Obviously, one solution is $x=2$. By WA, another solution is $x=0.346...$. How to solve it analytically, e.g. using Lambert W function?

Thank you.

Answer 1

$$x^x=2x$$

$$=e^{x\ln x}=e^{(a+bi)(\ln|a+bi|+i(\arg(a+bi)+2k\pi))}$$

$$=e^{a\ln|a+bi|-b(\arg(a+bi)+2k\pi)}\cdot e^{bi\ln|a+bi|+ai(\arg(a+bi)+2k\pi)}$$

$$\implies {e^{a\ln|a+bi|}\over e^{b(\arg(a+bi)+2k\pi)}}=2|a+bi|$$

$$\text{and}\qquad e^{bi\ln|a+bi|+ai(\arg(a+bi)+2k\pi)}={a+bi\over|a+bi|}$$

$$\implies (a^2+b^2)^{a-1\over 2}=2e^{b\arg(a+bi)+2bk\pi}\tag 1$$

$$\text{and}\qquad\text{cis}(b\ln\sqrt{a^2+b^2}+a\arg(a+bi)+2ak\pi)=\text{cis}(\arg(a+bi)+2l\pi)\tag 2$$

$$(2)\implies \frac b2\ln(a^2+b^2)+(a-1)\arg(a+bi)=2l\pi-2ak\pi\tag 3$$

This is almost to the point of evaluating all-real numbers. Fortunately, many graphing programs will evaluate $\arctan(\tfrac ba)$ using all branches and correctly evaluating at e.g. $x=0$ such that $\arg(a+bi)$ can be graphed as $\arctan(\tfrac ba)$. Here are some graphs with $a$ along the $x$-axis and $b$ along the $y$-axis:

As demonstrated in the pictures, there are the three real solutions at $x\approx -0.658, 0.346, 2$, and there are many complex solutions, one of which is near the location $3+3i$.

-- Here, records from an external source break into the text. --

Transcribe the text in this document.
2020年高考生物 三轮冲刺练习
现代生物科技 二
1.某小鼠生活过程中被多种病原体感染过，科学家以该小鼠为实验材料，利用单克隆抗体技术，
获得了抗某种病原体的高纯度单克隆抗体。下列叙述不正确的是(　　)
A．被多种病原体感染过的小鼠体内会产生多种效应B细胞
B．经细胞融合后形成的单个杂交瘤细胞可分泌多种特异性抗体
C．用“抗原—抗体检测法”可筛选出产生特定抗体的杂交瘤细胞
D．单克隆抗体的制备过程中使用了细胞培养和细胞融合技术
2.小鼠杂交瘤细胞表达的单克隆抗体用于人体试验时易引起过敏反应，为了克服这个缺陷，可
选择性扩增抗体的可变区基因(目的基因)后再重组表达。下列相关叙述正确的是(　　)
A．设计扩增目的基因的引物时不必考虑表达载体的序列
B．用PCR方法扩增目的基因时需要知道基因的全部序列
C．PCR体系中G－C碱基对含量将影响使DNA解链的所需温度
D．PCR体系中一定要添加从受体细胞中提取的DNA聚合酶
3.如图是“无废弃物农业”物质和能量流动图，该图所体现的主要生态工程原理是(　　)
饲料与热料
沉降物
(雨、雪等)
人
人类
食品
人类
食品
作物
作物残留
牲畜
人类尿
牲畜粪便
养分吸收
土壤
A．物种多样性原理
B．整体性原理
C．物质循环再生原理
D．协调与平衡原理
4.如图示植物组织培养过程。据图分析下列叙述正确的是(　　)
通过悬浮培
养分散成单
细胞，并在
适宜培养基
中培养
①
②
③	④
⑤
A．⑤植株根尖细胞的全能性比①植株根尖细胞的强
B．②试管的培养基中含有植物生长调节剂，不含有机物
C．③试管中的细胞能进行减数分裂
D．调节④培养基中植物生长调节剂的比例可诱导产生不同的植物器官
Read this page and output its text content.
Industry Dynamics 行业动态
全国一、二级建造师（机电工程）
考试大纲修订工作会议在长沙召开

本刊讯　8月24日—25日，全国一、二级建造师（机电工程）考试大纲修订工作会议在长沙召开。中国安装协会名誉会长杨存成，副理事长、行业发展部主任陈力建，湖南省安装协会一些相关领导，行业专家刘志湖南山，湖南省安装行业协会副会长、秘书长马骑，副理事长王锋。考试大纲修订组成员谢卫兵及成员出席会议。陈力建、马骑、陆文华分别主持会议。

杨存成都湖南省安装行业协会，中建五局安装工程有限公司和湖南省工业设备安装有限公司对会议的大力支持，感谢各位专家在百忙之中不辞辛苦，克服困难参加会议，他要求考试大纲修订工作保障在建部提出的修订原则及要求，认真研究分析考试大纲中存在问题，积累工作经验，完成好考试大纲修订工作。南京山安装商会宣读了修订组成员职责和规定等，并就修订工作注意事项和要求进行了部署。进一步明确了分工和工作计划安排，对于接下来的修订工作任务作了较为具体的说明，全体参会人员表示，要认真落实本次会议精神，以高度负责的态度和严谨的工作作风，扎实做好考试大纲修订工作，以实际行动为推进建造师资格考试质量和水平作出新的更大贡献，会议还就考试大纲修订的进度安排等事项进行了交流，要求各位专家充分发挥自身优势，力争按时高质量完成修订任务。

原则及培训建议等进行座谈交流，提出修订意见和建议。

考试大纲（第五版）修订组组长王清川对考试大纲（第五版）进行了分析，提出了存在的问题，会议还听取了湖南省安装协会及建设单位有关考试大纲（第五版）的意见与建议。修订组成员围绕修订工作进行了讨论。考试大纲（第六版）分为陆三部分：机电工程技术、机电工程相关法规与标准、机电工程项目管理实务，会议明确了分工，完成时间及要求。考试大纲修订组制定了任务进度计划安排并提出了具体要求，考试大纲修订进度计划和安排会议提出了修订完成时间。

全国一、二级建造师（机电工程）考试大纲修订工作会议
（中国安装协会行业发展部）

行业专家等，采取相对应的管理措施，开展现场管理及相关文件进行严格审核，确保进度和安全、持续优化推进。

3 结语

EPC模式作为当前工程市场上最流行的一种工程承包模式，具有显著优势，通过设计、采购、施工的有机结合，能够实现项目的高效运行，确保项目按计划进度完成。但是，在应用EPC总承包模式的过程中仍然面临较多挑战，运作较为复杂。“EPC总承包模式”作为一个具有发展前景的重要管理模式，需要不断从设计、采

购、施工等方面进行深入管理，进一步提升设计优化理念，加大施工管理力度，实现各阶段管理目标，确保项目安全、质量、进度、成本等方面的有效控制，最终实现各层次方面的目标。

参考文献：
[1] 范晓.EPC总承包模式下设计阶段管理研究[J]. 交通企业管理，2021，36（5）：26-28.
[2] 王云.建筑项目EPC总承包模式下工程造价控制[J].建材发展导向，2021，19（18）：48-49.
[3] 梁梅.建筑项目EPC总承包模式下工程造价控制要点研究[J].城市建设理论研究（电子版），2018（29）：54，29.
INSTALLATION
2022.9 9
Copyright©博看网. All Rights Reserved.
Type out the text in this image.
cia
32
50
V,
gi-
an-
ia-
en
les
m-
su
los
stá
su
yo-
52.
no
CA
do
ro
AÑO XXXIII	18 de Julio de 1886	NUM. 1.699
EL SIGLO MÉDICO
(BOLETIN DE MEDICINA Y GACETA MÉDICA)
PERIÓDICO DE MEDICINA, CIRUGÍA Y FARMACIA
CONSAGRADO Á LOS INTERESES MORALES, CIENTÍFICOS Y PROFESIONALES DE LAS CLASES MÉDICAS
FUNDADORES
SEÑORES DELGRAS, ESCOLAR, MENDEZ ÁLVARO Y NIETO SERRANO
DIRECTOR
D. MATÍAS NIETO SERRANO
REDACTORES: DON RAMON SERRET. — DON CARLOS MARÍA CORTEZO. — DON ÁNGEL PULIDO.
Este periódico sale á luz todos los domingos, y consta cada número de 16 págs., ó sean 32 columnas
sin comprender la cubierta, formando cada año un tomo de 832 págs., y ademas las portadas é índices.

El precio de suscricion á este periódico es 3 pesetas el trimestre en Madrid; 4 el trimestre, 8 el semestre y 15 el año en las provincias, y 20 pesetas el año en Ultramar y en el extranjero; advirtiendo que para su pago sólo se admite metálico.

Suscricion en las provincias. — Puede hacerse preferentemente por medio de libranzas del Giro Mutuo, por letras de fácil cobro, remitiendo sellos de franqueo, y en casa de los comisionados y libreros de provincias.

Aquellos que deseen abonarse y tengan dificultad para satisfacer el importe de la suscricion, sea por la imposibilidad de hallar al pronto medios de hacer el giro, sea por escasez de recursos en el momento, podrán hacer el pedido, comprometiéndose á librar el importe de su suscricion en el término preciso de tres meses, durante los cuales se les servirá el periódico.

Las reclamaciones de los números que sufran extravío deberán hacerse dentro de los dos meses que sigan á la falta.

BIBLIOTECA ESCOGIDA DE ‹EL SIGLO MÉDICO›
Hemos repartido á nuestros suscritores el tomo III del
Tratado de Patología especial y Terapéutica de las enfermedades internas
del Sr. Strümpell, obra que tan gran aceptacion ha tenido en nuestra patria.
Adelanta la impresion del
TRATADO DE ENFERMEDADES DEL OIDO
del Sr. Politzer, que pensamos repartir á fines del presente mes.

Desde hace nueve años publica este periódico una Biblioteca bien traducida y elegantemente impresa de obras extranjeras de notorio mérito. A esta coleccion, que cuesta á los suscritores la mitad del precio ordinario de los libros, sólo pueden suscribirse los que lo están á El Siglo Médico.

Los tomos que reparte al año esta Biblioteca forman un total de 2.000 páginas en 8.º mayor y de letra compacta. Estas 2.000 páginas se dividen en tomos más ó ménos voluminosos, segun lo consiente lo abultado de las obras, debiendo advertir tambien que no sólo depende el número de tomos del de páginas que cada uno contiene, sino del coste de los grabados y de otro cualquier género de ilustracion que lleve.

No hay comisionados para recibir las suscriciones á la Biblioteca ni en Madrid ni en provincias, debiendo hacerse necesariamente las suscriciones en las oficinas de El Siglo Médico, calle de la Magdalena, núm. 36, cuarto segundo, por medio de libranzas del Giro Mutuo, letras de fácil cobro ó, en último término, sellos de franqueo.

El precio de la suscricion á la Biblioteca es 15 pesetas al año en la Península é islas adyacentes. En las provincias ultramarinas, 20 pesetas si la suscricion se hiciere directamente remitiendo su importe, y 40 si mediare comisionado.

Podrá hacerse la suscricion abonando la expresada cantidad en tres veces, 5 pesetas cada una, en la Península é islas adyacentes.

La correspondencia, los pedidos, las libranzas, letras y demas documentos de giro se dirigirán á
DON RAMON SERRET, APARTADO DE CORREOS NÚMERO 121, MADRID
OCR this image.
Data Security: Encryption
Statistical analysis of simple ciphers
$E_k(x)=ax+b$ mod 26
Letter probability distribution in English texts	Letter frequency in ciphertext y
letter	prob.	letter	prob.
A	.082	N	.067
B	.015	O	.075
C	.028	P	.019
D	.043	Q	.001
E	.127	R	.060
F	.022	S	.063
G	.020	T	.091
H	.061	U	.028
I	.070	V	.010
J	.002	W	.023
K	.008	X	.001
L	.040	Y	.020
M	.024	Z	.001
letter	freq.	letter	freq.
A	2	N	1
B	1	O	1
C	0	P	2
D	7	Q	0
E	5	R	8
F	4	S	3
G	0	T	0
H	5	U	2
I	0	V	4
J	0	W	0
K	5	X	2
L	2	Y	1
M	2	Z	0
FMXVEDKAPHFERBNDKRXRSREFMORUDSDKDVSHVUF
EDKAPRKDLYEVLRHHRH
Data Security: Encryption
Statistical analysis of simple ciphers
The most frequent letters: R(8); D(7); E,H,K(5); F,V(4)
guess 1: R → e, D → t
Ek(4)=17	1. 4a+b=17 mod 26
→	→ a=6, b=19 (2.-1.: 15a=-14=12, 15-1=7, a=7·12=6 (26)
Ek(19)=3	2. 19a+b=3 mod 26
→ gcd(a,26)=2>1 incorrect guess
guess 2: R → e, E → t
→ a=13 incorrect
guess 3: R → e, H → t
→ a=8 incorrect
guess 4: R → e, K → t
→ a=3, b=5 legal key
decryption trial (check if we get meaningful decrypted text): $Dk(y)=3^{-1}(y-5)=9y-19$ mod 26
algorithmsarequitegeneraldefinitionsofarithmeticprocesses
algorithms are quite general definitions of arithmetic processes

Also, we have two equations to work with, so we can continue the direct analysis:

$$(1)\implies a^2+b^2=(2e^{b\arg(a+bi)+2bk\pi})^{2\over a-1}$$

Plugging into $(2)$:

$$\frac b2\ln((2e^{b\arg(a+bi)+2bk\pi})^{2\over a-1})+(a-1)\arg(a+bi)=2l\pi-2ak\pi$$

$$=\frac b{a-1}(b\arg(a+bi)+2bk\pi)\ln2+(a-1)\arg(a+bi)$$

$$=\frac {b^2\ln 2+(a-1)^2}{a-1}\arg(a+bi)+\frac{2b^2k\pi\ln 2}{a-1}$$

Unfortunately, this doesn't lend itself to any further breakdown that I am aware of. The graph is not easy to create, since the branches appear to be a near-full covering of 2D space, and even setting e.g. $k=1$ only makes for confusing graphs that do not correspond to the solutions identified above.